Yemeğin Cazibesi Soslar
Dünyaca ünlü aşçı olabilmenin son aşamalarından biri saucier yani sos yapıcısı olmak. Bu işi bilenlere göre soslarla uğraşmak işin en zorlu ama en zevkli bölümü. İyi bir sos şefinin bir gece önceden hazırlıklara başlaması gerek, yani kullanılacak bütün sebzelerin ve kemiklerin mükemmele yakın biçimde küçük kareler halinde hazırlanması gerek.
Böylece şef sabah bir de bunlarla uğraşmak için zaman geçirmeyecek.

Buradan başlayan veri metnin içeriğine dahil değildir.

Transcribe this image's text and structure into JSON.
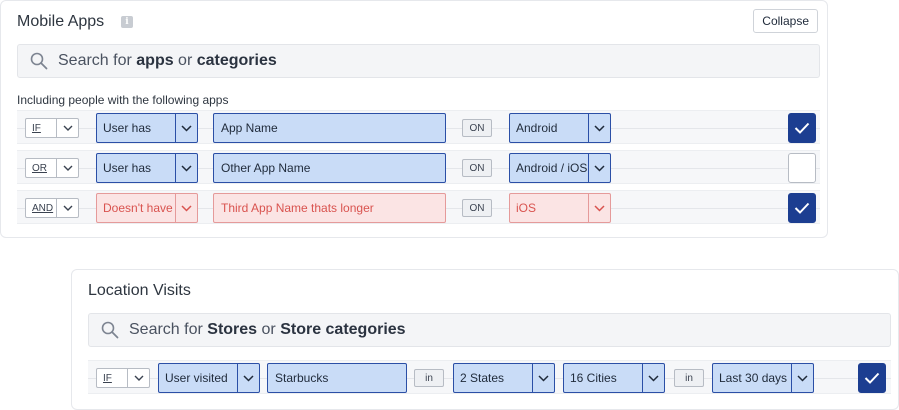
{
  "mobile_apps": {
    "title": "Mobile Apps",
    "collapse_label": "Collapse",
    "search": {
      "prefix": "Search for ",
      "term1": "apps",
      "mid": " or ",
      "term2": "categories"
    },
    "subheading": "Including people with the following apps",
    "rows": [
      {
        "logic": "IF",
        "condition": "User has",
        "app": "App Name",
        "on_label": "ON",
        "platform": "Android",
        "checked": true,
        "error": false
      },
      {
        "logic": "OR",
        "condition": "User has",
        "app": "Other App Name",
        "on_label": "ON",
        "platform": "Android / iOS",
        "checked": false,
        "error": false
      },
      {
        "logic": "AND",
        "condition": "Doesn't have",
        "app": "Third App Name thats longer",
        "on_label": "ON",
        "platform": "iOS",
        "checked": true,
        "error": true
      }
    ]
  },
  "location_visits": {
    "title": "Location Visits",
    "search": {
      "prefix": "Search for ",
      "term1": "Stores",
      "mid": " or ",
      "term2": "Store categories"
    },
    "row": {
      "logic": "IF",
      "condition": "User visited",
      "store": "Starbucks",
      "in_label_1": "in",
      "states": "2 States",
      "cities": "16 Cities",
      "in_label_2": "in",
      "period": "Last 30 days",
      "checked": true
    }
  },
  "colors": {
    "accent": "#1c3e91",
    "field_fill": "#c9dcf7",
    "field_border": "#2b4fa6",
    "error_fill": "#fbe4e4",
    "error_text": "#d9534f"
  }
}
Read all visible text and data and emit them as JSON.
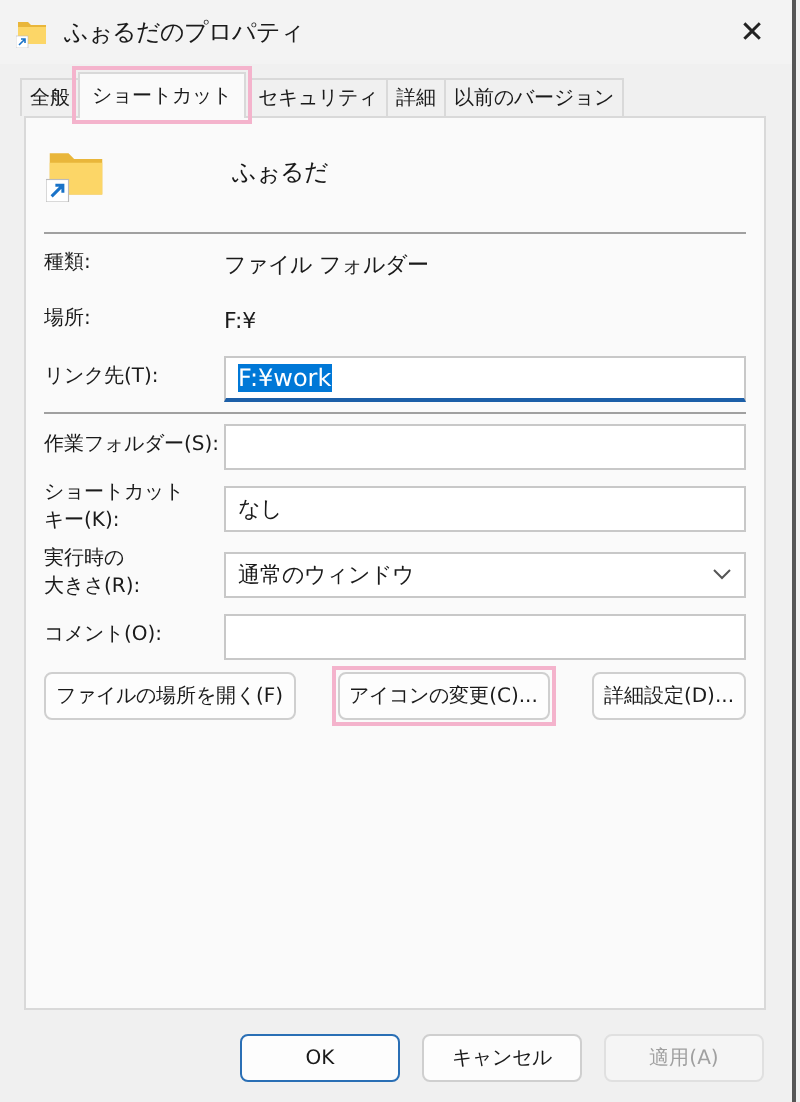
{
  "window": {
    "title": "ふぉるだのプロパティ",
    "close": "✕"
  },
  "tabs": [
    {
      "label": "全般",
      "selected": false,
      "highlighted": false
    },
    {
      "label": "ショートカット",
      "selected": true,
      "highlighted": true
    },
    {
      "label": "セキュリティ",
      "selected": false,
      "highlighted": false
    },
    {
      "label": "詳細",
      "selected": false,
      "highlighted": false
    },
    {
      "label": "以前のバージョン",
      "selected": false,
      "highlighted": false
    }
  ],
  "header": {
    "name": "ふぉるだ"
  },
  "info": [
    {
      "label": "種類:",
      "value": "ファイル フォルダー"
    },
    {
      "label": "場所:",
      "value": "F:¥"
    }
  ],
  "target": {
    "label": "リンク先(T):",
    "value": "F:¥work",
    "text_selected": true,
    "focused": true
  },
  "fields": [
    {
      "kind": "text",
      "label": [
        "作業フォルダー(S):"
      ]
    },
    {
      "kind": "text",
      "label": [
        "ショートカット",
        "キー(K):"
      ],
      "value": "なし"
    },
    {
      "kind": "select",
      "label": [
        "実行時の",
        "大きさ(R):"
      ],
      "value": "通常のウィンドウ"
    },
    {
      "kind": "text",
      "label": [
        "コメント(O):"
      ]
    }
  ],
  "actions": [
    {
      "label": "ファイルの場所を開く(F)",
      "highlighted": false
    },
    {
      "label": "アイコンの変更(C)...",
      "highlighted": true
    },
    {
      "label": "詳細設定(D)...",
      "highlighted": false
    }
  ],
  "buttons": [
    {
      "label": "OK",
      "default": true,
      "disabled": false
    },
    {
      "label": "キャンセル",
      "default": false,
      "disabled": false
    },
    {
      "label": "適用(A)",
      "default": false,
      "disabled": true
    }
  ]
}
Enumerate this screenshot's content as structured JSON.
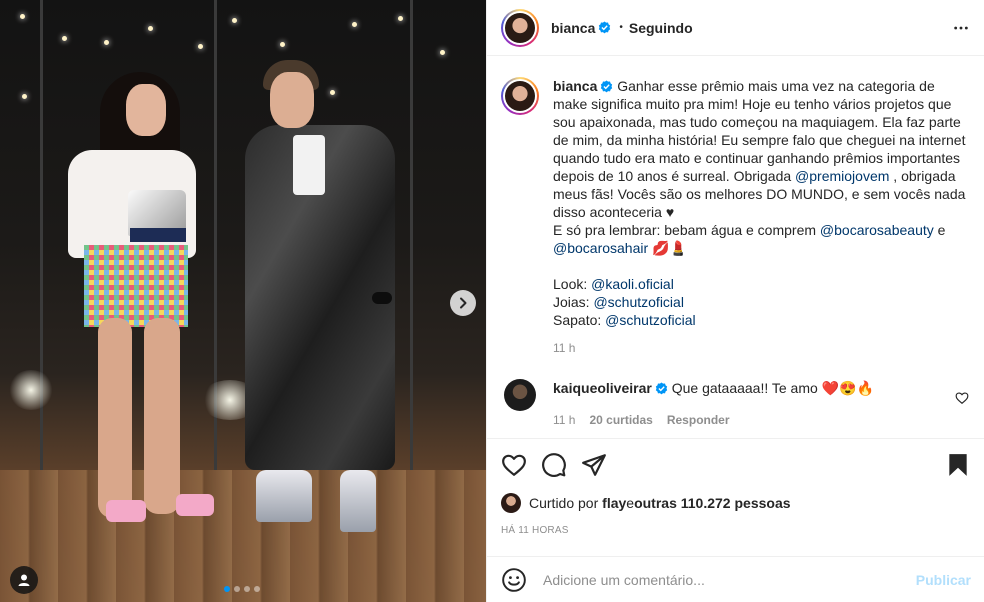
{
  "post": {
    "username": "bianca",
    "follow_status": "Seguindo",
    "separator": "•"
  },
  "caption": {
    "username": "bianca",
    "part1": "Ganhar esse prêmio mais uma vez na categoria de make significa muito pra mim! Hoje eu tenho vários projetos que sou apaixonada, mas tudo começou na maquiagem. Ela faz parte de mim, da minha história! Eu sempre falo que cheguei na internet quando tudo era mato e continuar ganhando prêmios importantes depois de 10 anos é surreal. Obrigada ",
    "mention1": "@premiojovem",
    "part2": " , obrigada meus fãs! Vocês são os melhores DO MUNDO, e sem vocês nada disso aconteceria ♥\nE só pra lembrar: bebam água e comprem ",
    "mention2": "@bocarosabeauty",
    "part3": " e ",
    "mention3": "@bocarosahair",
    "part4": " 💋💄\n\nLook: ",
    "mention4": "@kaoli.oficial",
    "part5": "\nJoias: ",
    "mention5": "@schutzoficial",
    "part6": "\nSapato: ",
    "mention6": "@schutzoficial",
    "time": "11 h"
  },
  "comment": {
    "username": "kaiqueoliveirar",
    "text": "Que gataaaaa!! Te amo ❤️😍🔥",
    "time": "11 h",
    "likes": "20 curtidas",
    "reply": "Responder"
  },
  "likes": {
    "prefix": "Curtido por ",
    "user": "flay",
    "middle": " e ",
    "others": "outras 110.272 pessoas"
  },
  "timestamp": "HÁ 11 HORAS",
  "add_comment": {
    "placeholder": "Adicione um comentário...",
    "publish": "Publicar"
  },
  "colors": {
    "verified": "#0095f6",
    "mention": "#00376b",
    "muted": "#8e8e8e",
    "publish_disabled": "#b2dffc"
  },
  "icons": [
    "more-icon",
    "verified-icon",
    "heart-icon",
    "comment-icon",
    "share-icon",
    "bookmark-icon",
    "emoji-icon",
    "next-arrow-icon",
    "user-tag-icon"
  ],
  "carousel": {
    "count": 4,
    "active": 1
  }
}
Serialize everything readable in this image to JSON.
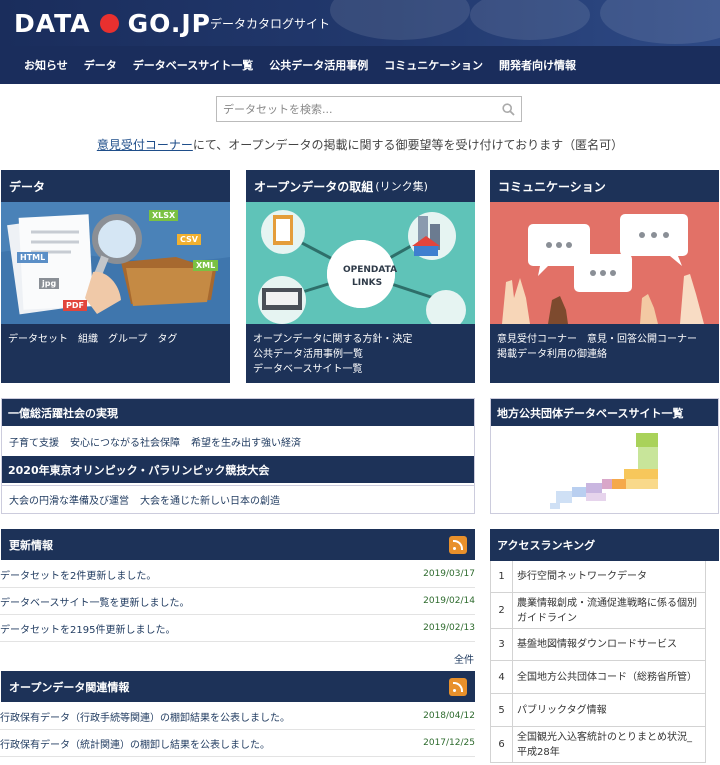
{
  "header": {
    "logo_left": "DATA",
    "logo_right": "GO.JP",
    "tagline": "データカタログサイト"
  },
  "nav": [
    "お知らせ",
    "データ",
    "データベースサイト一覧",
    "公共データ活用事例",
    "コミュニケーション",
    "開発者向け情報"
  ],
  "search": {
    "placeholder": "データセットを検索..."
  },
  "notice": {
    "link": "意見受付コーナー",
    "text": "にて、オープンデータの掲載に関する御要望等を受け付けております（匿名可）"
  },
  "cards": {
    "data": {
      "title": "データ",
      "links": [
        "データセット",
        "組織",
        "グループ",
        "タグ"
      ],
      "badges": {
        "xlsx": "XLSX",
        "csv": "CSV",
        "xml": "XML",
        "html": "HTML",
        "jpg": "jpg",
        "pdf": "PDF"
      }
    },
    "opendata": {
      "title": "オープンデータの取組",
      "title_sub": "(リンク集)",
      "center_line1": "OPENDATA",
      "center_line2": "LINKS",
      "links": [
        "オープンデータに関する方針・決定",
        "公共データ活用事例一覧",
        "データベースサイト一覧"
      ]
    },
    "communication": {
      "title": "コミュニケーション",
      "links_row1": [
        "意見受付コーナー",
        "意見・回答公開コーナー"
      ],
      "links_row2": [
        "掲載データ利用の御連絡"
      ]
    }
  },
  "society": {
    "title": "一億総活躍社会の実現",
    "links": [
      "子育て支援",
      "安心につながる社会保障",
      "希望を生み出す強い経済"
    ]
  },
  "olympics": {
    "title": "2020年東京オリンピック・パラリンピック競技大会",
    "links": [
      "大会の円滑な準備及び運営",
      "大会を通じた新しい日本の創造"
    ]
  },
  "local_db": {
    "title": "地方公共団体データベースサイト一覧"
  },
  "updates": {
    "title": "更新情報",
    "items": [
      {
        "text": "データセットを2件更新しました。",
        "date": "2019/03/17"
      },
      {
        "text": "データベースサイト一覧を更新しました。",
        "date": "2019/02/14"
      },
      {
        "text": "データセットを2195件更新しました。",
        "date": "2019/02/13"
      }
    ],
    "all_link": "全件"
  },
  "related": {
    "title": "オープンデータ関連情報",
    "items": [
      {
        "text": "行政保有データ（行政手続等関連）の棚卸結果を公表しました。",
        "date": "2018/04/12"
      },
      {
        "text": "行政保有データ（統計関連）の棚卸し結果を公表しました。",
        "date": "2017/12/25"
      }
    ]
  },
  "ranking": {
    "title": "アクセスランキング",
    "items": [
      {
        "num": "1",
        "label": "歩行空間ネットワークデータ"
      },
      {
        "num": "2",
        "label": "農業情報創成・流通促進戦略に係る個別ガイドライン"
      },
      {
        "num": "3",
        "label": "基盤地図情報ダウンロードサービス"
      },
      {
        "num": "4",
        "label": "全国地方公共団体コード（総務省所管）"
      },
      {
        "num": "5",
        "label": "パブリックタグ情報"
      },
      {
        "num": "6",
        "label": "全国観光入込客統計のとりまとめ状況_平成28年"
      }
    ]
  },
  "colors": {
    "navy": "#1d3258",
    "header": "#1a2d5c",
    "accent_red": "#e8302f",
    "rss": "#e8902b"
  },
  "icons": {
    "search": "search-icon",
    "rss": "rss-icon"
  }
}
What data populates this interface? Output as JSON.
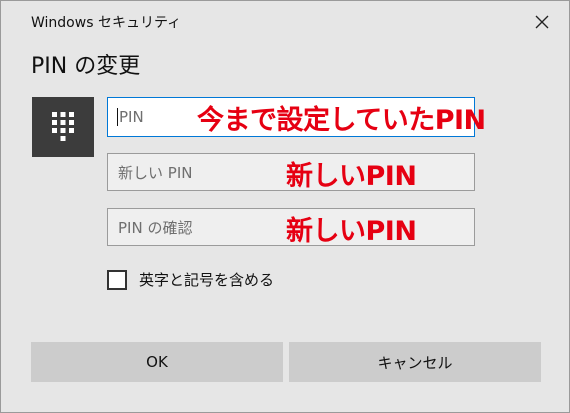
{
  "window": {
    "title": "Windows セキュリティ",
    "heading": "PIN の変更"
  },
  "fields": {
    "current_pin_placeholder": "PIN",
    "new_pin_placeholder": "新しい PIN",
    "confirm_pin_placeholder": "PIN の確認"
  },
  "annotations": {
    "current": "今まで設定していたPIN",
    "new": "新しいPIN",
    "confirm": "新しいPIN"
  },
  "checkbox": {
    "label": "英字と記号を含める",
    "checked": false
  },
  "buttons": {
    "ok": "OK",
    "cancel": "キャンセル"
  },
  "icons": {
    "close": "close-icon",
    "pin_pad": "pin-pad-icon"
  },
  "colors": {
    "annotation": "#e60012",
    "focus_border": "#0078d7",
    "icon_bg": "#3c3c3c",
    "dialog_bg": "#e6e6e6"
  }
}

Özellikle kemiklerin küçük ve mümkün olduğunca birbirine benzer olmasının nedeni iyi ve eşit şekilde karamelize olmaları. Sonrasında tencereler ocağa konup işe başlanıyor. Orkestra yönetmek gibi bir şeye benziyor.
Sosları Pek Tanımıyoruz
Ülkemizde sos kültürü pek yok gibi. Bizim sebzelerimiz, etlerimiz, balıklarımız o kadar lezzetli ki sosa gerek kalmıyor demek şeflere göre doğru değil. Sosun ana görevi, yemeğin bütünlüğündeki lezzeti perçinlemek. Sos, herhangi bir şekilde yemeğin gerçek lezzetini örtmemeli. Yemeğin tüm özelliklerine dengeli bir şekilde katkı sağlamalı. Kısacası sos aslında bir denge unsuru.
Yemeğin cazibesi soslar ilk başta biraz karışık bir iş görülse bile korkmaya gerek yok. Tekrar tekrar deneyerek kıvam tutturmayı öğrenmek mümkün. Örneğin bütün salatalara eklenen zeytinyağı, limon suyu ve tuz en basit salata soslarından biri. Bu karışıma biraz balsamik sirke, biraz hardal, biraz bal ve çok az karabiber ekleyip bir dal taze kekik ile kokulandırırsanız vinagret denilen klasik salata sosu elde edebilirsiniz.